But its not so simple. Take in mind i can change torque to anything i want using gears. I could apply a gearing that would make from 100 Nm of torque at engine a 50000 Nm of torque at wheels. That can't mean i could accelerate fast as hell, there is no free energy
You can get a very high acceleration that way, limited only because if you apply enough torque, something will break. However, a very high acceleration doesn't mean a very high final speed, not unless you can keep applying the torque for long enough to build up the speed.

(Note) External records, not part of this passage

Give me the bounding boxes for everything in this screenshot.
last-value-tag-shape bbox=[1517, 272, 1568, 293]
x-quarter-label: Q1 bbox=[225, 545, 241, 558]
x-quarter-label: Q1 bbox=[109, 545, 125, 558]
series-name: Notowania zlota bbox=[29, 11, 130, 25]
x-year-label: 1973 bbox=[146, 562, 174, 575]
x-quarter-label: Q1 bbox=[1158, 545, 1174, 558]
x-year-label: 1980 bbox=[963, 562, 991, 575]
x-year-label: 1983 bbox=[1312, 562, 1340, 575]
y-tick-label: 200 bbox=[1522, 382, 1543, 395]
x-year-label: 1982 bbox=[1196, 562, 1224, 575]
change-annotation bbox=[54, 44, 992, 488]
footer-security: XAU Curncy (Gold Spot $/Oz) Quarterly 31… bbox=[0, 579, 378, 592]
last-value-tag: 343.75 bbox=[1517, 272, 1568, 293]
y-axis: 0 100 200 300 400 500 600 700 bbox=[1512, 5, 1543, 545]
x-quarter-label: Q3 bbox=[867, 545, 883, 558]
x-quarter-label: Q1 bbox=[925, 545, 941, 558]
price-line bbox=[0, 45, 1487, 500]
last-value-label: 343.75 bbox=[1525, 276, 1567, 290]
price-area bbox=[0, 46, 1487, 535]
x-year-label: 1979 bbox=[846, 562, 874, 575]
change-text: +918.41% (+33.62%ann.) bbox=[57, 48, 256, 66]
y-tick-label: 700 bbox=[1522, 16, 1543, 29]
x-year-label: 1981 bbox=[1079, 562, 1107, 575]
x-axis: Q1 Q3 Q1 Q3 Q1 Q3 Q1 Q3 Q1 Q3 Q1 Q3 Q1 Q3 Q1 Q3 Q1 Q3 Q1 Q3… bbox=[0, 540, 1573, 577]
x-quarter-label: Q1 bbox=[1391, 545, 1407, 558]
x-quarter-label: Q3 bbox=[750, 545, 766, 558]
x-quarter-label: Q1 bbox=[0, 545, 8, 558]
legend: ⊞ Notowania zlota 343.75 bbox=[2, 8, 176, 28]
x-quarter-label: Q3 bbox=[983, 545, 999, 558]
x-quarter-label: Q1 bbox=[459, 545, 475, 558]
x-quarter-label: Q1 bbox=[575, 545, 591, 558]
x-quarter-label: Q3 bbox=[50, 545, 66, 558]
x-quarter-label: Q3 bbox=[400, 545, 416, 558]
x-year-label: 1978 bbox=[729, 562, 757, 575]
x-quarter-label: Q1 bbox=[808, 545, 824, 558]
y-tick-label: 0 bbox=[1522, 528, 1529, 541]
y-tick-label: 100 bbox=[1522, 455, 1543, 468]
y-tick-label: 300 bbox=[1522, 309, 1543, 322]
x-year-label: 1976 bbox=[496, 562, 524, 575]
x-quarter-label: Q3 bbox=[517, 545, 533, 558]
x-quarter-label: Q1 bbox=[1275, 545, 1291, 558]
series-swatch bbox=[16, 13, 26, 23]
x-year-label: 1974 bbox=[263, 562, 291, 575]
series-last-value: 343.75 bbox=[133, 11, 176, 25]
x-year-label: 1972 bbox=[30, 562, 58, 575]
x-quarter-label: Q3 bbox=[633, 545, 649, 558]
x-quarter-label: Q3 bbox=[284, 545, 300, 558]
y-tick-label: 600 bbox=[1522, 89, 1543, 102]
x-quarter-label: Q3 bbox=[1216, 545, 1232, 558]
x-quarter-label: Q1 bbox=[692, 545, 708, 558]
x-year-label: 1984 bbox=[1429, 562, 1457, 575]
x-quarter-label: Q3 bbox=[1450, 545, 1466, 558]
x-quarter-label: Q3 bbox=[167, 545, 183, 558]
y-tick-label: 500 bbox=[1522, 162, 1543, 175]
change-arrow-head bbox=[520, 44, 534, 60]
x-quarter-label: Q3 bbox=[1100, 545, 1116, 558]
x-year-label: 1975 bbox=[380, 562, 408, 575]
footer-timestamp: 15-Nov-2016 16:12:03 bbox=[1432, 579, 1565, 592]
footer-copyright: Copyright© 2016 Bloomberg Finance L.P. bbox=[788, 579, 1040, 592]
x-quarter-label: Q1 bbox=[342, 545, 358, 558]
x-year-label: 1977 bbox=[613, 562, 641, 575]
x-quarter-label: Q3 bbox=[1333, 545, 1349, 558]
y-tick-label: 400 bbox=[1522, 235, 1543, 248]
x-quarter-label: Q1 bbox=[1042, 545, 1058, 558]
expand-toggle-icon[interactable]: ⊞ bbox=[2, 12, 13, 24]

Suppose you have an engine that delivers 100 Nm of torque at the crankshaft when operating at 6000 RPM at full throttle. You can gear it down to deliver 50000 Nm at the wheels, but then the wheels will only be turning at 12 RPM; for reasonable-sized wheels with a circumference of two meters that's about 1.4 km/hr. That's a bulldozer, something that can pull very hard but doesn't cover a lot of ground.

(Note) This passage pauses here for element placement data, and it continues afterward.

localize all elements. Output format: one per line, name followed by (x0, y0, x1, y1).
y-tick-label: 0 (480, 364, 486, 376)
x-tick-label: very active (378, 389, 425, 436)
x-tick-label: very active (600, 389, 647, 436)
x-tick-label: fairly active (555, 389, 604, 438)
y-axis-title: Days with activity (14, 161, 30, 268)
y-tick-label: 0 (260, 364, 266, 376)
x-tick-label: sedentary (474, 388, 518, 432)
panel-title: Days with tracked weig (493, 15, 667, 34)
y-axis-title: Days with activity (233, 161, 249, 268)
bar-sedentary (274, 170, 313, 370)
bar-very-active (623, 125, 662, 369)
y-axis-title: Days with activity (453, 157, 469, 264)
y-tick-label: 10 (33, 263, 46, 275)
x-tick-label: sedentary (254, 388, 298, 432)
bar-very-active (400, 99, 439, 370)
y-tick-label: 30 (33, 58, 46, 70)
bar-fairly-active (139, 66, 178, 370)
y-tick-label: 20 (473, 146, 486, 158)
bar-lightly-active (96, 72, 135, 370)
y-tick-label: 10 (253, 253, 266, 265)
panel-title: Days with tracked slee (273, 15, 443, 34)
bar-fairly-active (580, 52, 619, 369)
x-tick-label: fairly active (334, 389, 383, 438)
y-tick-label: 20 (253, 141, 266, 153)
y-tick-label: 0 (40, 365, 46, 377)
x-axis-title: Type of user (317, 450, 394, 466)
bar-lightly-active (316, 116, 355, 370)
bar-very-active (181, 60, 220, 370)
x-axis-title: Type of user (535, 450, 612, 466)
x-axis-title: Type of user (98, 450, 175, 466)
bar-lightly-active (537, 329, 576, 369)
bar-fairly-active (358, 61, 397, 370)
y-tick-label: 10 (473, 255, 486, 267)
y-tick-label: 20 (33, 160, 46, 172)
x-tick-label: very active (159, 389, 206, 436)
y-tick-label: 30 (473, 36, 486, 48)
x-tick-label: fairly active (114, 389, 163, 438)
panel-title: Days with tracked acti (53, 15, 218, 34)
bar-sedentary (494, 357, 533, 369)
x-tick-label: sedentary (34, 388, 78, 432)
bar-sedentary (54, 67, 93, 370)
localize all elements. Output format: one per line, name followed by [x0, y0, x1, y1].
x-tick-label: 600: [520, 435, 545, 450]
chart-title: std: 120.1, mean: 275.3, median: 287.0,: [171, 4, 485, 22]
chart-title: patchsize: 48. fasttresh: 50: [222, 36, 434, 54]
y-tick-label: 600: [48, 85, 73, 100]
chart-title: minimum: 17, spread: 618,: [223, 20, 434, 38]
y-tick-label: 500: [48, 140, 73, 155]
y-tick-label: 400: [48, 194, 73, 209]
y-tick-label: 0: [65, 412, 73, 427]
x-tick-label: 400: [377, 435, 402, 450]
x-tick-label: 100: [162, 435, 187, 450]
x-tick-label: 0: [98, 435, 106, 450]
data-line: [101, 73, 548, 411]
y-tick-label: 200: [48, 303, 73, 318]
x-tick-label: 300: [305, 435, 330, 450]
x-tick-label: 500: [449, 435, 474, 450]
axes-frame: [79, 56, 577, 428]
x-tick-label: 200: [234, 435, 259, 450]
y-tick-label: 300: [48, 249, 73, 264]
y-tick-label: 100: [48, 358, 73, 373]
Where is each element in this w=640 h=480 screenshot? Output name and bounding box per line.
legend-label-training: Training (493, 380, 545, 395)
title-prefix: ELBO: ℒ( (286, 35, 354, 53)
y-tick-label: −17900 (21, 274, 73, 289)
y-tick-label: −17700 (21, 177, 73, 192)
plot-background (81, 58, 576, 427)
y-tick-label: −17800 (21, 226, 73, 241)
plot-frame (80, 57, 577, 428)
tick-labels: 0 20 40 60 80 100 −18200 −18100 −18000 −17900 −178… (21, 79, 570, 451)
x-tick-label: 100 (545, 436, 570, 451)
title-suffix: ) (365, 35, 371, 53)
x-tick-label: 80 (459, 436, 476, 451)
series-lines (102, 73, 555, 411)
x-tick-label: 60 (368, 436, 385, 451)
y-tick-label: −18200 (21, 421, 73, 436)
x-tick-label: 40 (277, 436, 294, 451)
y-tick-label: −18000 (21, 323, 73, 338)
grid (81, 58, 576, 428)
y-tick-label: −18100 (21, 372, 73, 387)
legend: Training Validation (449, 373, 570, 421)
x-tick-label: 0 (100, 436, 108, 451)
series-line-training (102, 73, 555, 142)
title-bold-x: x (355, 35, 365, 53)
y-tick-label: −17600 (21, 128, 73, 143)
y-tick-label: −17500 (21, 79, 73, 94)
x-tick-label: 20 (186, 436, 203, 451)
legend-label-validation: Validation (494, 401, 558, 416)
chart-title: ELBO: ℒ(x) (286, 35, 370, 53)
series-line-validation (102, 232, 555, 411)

If it's light enough, its zero-to-1.4 acceleration will be pretty impressive. But if you want to use that impressive acceleration to win a drag race you'll need to either find a way of getting the motor to deliver the same torque at much higher rev rates (there's a reason why Formula 1 engines do more than 15000 RPM, and aircraft turbines spin even faster) or get the motor to deliver more torque at 6000 RPM so that you can get the same impressive acceleration with less aggressive gearing. Either way, you're asking the motor to generate more power (the product of torque and revs per unit time).